Der Einsatz organischer Spalter wäre eine elegante Alternative. Die Empfindlichkeit solcher Produkte auf Unter- oder Überdosierung stellt in der Praxis ein Problem dar. Eine zu geringe Dosierung führt nicht zum gewünschten Erfolg, eine auch nur minimale Überdosierung führt zur Reemulgierung. Ultrafiltrationsverfahren oder Verdampfer stellen probate Alternativen dar, wenn Probleme der Verblockung bei Filteranlagen ausgeschlossen oder in Grenzen gehalten werden können. Bei Verdampfern kann der Einsatz durch Korrosionserscheinungen oder durch Bildung von Ablagerungen an den Wandungen gefährdet sein.
Wirtschaftliche Alternative
Da die Entwicklung von Reaktionstrennmitteln enorme Fortschritte gemacht hat, stehen nun innovative und elegante Lösungen der Abwasserbehandlung zur Verfügung, die den Einsatz von Metallsalzen in vielen Fällen überflüssig machen. Der Einsatz von Reaktionstrennmitteln lässt häufig eine Wiederverwendung der behandelten Abwässer zu. Zudem reagieren sie sehr unempfindlich auf Schwankungen der Eingangsbedingungen im Abwasser und sind damit in vielen Anwendungen den herkömmlichen anorganischen und organischen Spaltern überlegen. In der Regel reicht ein Reaktionstrennmittel aus, um die drei Reaktionsschritte Ansäuern, Neutralisation und Flockung zu ersetzen und dabei noch ein besseres Ergebnis zu erzielen. Außerdem kann in sehr vielen Fällen auf den Einsatz von pH-gesteuerten Dosiereinrichtungen oder pH-Endkontrollen verzichtet werden.
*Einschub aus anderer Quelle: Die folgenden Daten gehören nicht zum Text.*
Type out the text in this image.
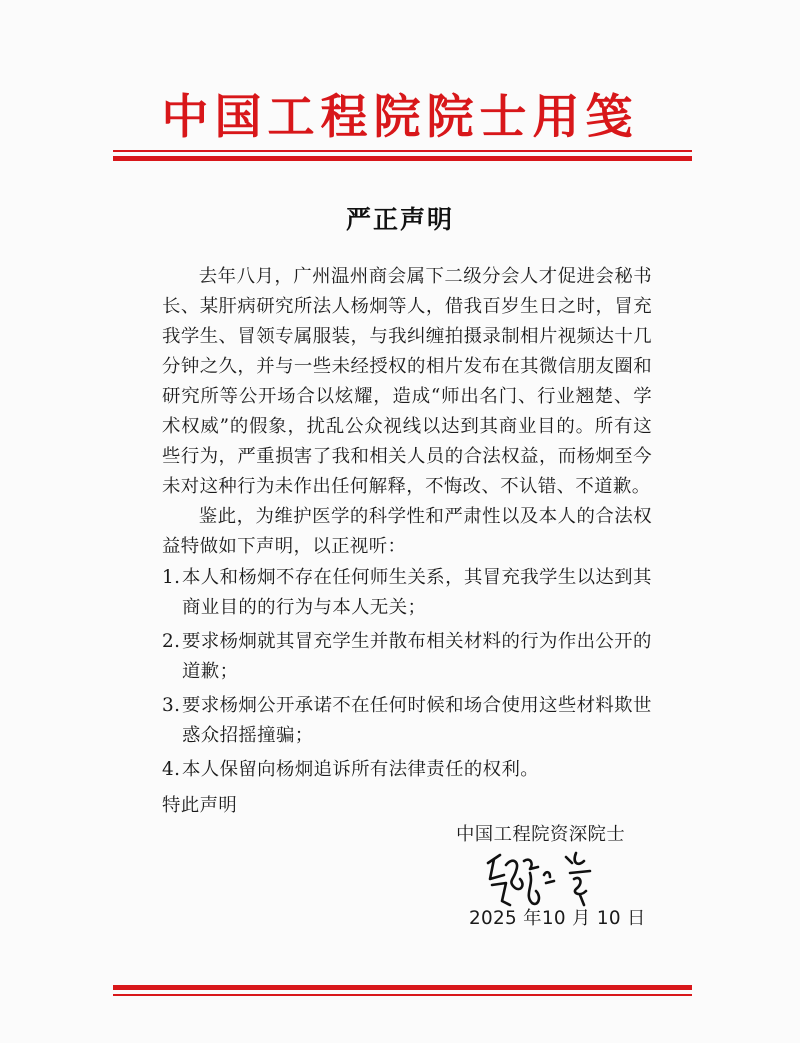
中国工程院院士用笺
严正声明

去年八月，广州温州商会属下二级分会人才促进会秘书长、某肝病研究所法人杨炯等人，借我百岁生日之时，冒充我学生、冒领专属服装，与我纠缠拍摄录制相片视频达十几分钟之久，并与一些未经授权的相片发布在其微信朋友圈和研究所等公开场合以炫耀，造成“师出名门、行业翘楚、学术权威”的假象，扰乱公众视线以达到其商业目的。所有这些行为，严重损害了我和相关人员的合法权益，而杨炯至今未对这种行为未作出任何解释，不悔改、不认错、不道歉。

鉴此，为维护医学的科学性和严肃性以及本人的合法权益特做如下声明，以正视听：

1. 本人和杨炯不存在任何师生关系，其冒充我学生以达到其商业目的的行为与本人无关；
2. 要求杨炯就其冒充学生并散布相关材料的行为作出公开的道歉；
3. 要求杨炯公开承诺不在任何时候和场合使用这些材料欺世惑众招摇撞骗；
4. 本人保留向杨炯追诉所有法律责任的权利。
特此声明
中国工程院资深院士
2025 年10 月 10 日
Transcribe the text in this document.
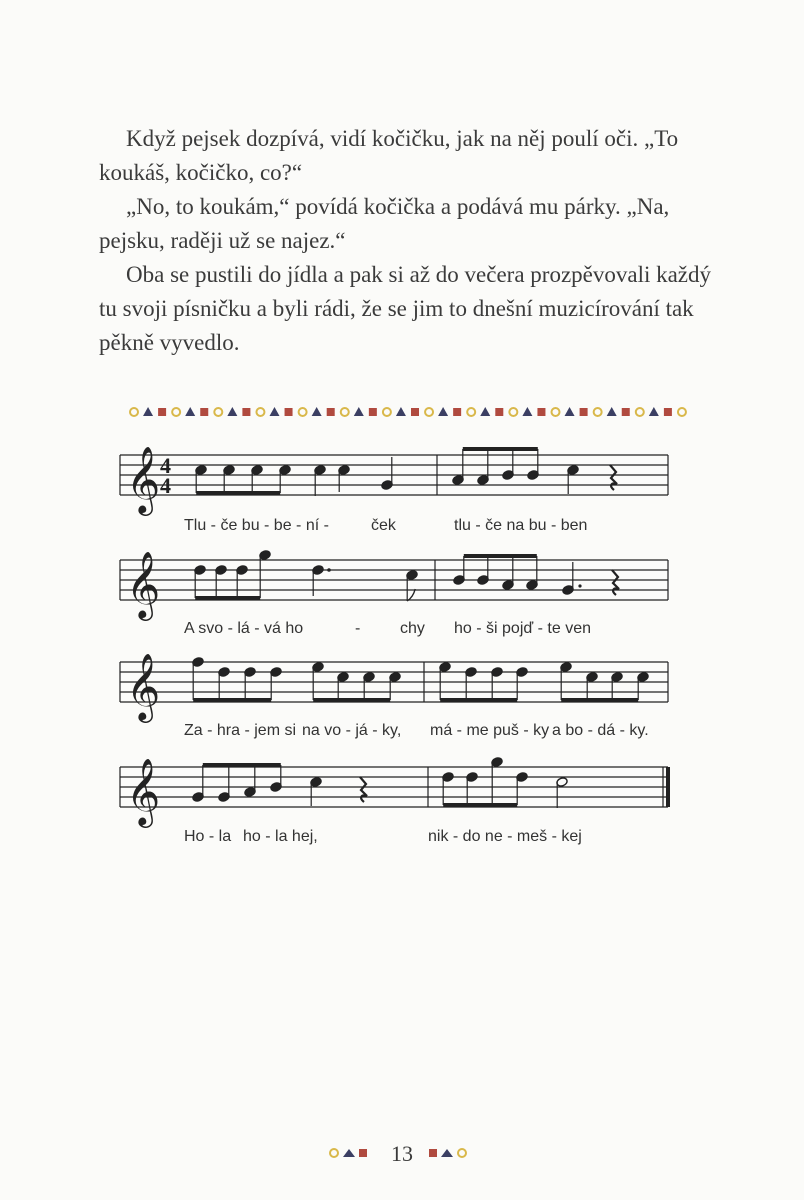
Když pejsek dozpívá, vidí kočičku, jak na něj poulí oči. „To
koukáš, kočičko, co?“

„No, to koukám,“ povídá kočička a podává mu párky. „Na,
pejsku, raději už se najez.“

Oba se pustili do jídla a pak si až do večera prozpěvovali každý
tu svoji písničku a byli rádi, že se jim to dnešní muzicírování tak
pěkně vyvedlo.

4
4
𝄞
𝄞
𝄞
𝄞
Tlu - če bu - be - ní -	ček	tlu - če na bu - ben
A svo - lá - vá ho	- chy ho - ši pojď - te ven
Za - hra - jem si na vo - já - ky, má - me puš - ky a bo - dá - ky.
Ho - la ho - la hej,	nik - do ne - meš - kej
13
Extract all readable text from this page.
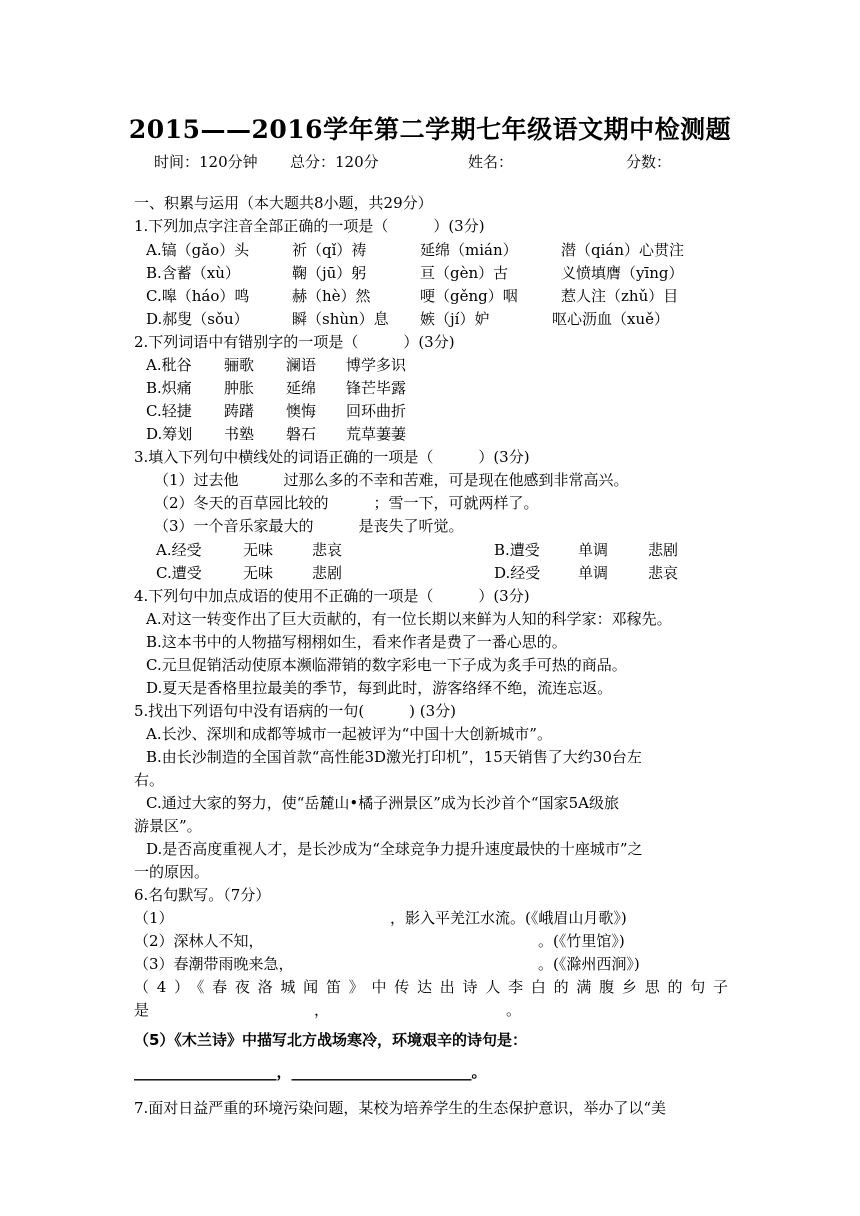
2015——2016学年第二学期七年级语文期中检测题
时间：120分钟 总分：120分	姓名：	分数：
一、积累与运用（本大题共8小题，共29分）
1.下列加点字注音全部正确的一项是（　　　）(3分)
A.镐（gǎo）头	祈（qǐ）祷	延绵（mián）	潜（qián）心贯注
B.含蓄（xù）	鞠（jū）躬	亘（gèn）古	义愤填膺（yīng）
C.嗥（háo）鸣	赫（hè）然	哽（gěng）咽	惹人注（zhǔ）目
D.郝叟（sǒu）	瞬（shùn）息 嫉（jí）妒	呕心沥血（xuě）
2.下列词语中有错别字的一项是（　　　）(3分)
A.秕谷 骊歌 澜语 博学多识
B.炽痛 肿胀 延绵 锋芒毕露
C.轻捷 踌躇 懊悔 回环曲折
D.筹划 书塾 磐石 荒草萋萋
3.填入下列句中横线处的词语正确的一项是（　　　）(3分)
（1）过去他　　　过那么多的不幸和苦难，可是现在他感到非常高兴。
（2）冬天的百草园比较的　　　；雪一下，可就两样了。
（3）一个音乐家最大的　　　是丧失了听觉。
A.经受	无味	悲哀	B.遭受	单调	悲剧
C.遭受	无味	悲剧	D.经受	单调	悲哀
4.下列句中加点成语的使用不正确的一项是（　　　）(3分)
A.对这一转变作出了巨大贡献的，有一位长期以来鲜为人知的科学家：邓稼先。
B.这本书中的人物描写栩栩如生，看来作者是费了一番心思的。
C.元旦促销活动使原本濒临滞销的数字彩电一下子成为炙手可热的商品。
D.夏天是香格里拉最美的季节，每到此时，游客络绎不绝，流连忘返。
5.找出下列语句中没有语病的一句(　　　) (3分)
A.长沙、深圳和成都等城市一起被评为“中国十大创新城市”。
B.由长沙制造的全国首款“高性能3D激光打印机”，15天销售了大约30台左
右。
C.通过大家的努力，使“岳麓山•橘子洲景区”成为长沙首个“国家5A级旅
游景区”。
D.是否高度重视人才，是长沙成为“全球竞争力提升速度最快的十座城市”之
一的原因。
6.名句默写。（7分）
（1）	，影入平羌江水流。(《峨眉山月歌》)
（2）深林人不知，	。(《竹里馆》)
（3）春潮带雨晚来急，	。(《滁州西涧》)
（4）《春夜洛城闻笛》中传达出诗人李白的满腹乡思的句子
是	，	。
（5）《木兰诗》中描写北方战场寒冷，环境艰辛的诗句是：
___________________，________________________。
7.面对日益严重的环境污染问题，某校为培养学生的生态保护意识，举办了以“美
Diese vereinfachte Verfahrensführung wird dadurch erreicht, dass die einzelnen Verfahrensschritte Spalten, Adsorbieren und Ionenaustausch zeitlich nacheinander im Reaktor ablaufen (Abb. 1). Zum Zeitpunkt 1 wird das Abwasser mit dem individuell angepassten Reaktionstrennmittel vermengt. In diesem ersten Zeitabschnitt reagiert nur der dafür vorgesehene Teil. Im weiteren Reaktionsablauf kommen alle anderen Reaktionspartner und Hilfsstoffe zeitgesteuert zum Einsatz, bis das gewünschte Ergebnis erreicht ist. Die aus der Behandlung resultierende Schlammmenge (Abb. 2) ist dabei in der Regel deutlich geringer als bei herkömmlichen Verfahren.
Salzarm und sulfatfrei
In der neuen Generation von hochaktiven, salzarmen und sulfatfreien, pulverförmigen Reaktionstrennmitteln handelt es sich um Spalt-Adsorptions-Ionenaustausch-Reaktionstrennmittel. Diese Produkte werden beispielsweise zur Behandlung von organisch belasteten Abwässern (Abb. 3), wie schwer spaltbare Ölemulsionen, Metallbearbeitungsflüssigkeiten, sowie zur Behandlung von Spül- und Prozesswässern eingesetzt. Aufgrund ihrer chemischen Zusammensetzung eignen sich diese Produkte besonders gut für den Kreislaufbetrieb. Die hochaktiven Adsorptionsmittel mit einer aktiven Oberfläche von 500 bis 600 m²/g sind in der Lage, sowohl nicht komplexgebundene Schwermetalle, als auch organische Bestandteile aus dem Wasser zu entfernen. Dadurch ist es möglich, den CSB und den BSB-Wert zu senken. Auch AOX-Werte werden reduziert. Je nach Anwendungsfall kann durch die Zugabe von Additiven die gewünschte Ausfällungswirkung verstärkt und das Sedimentations- und Flotationsverhalten verbessert werden (Abb. 3).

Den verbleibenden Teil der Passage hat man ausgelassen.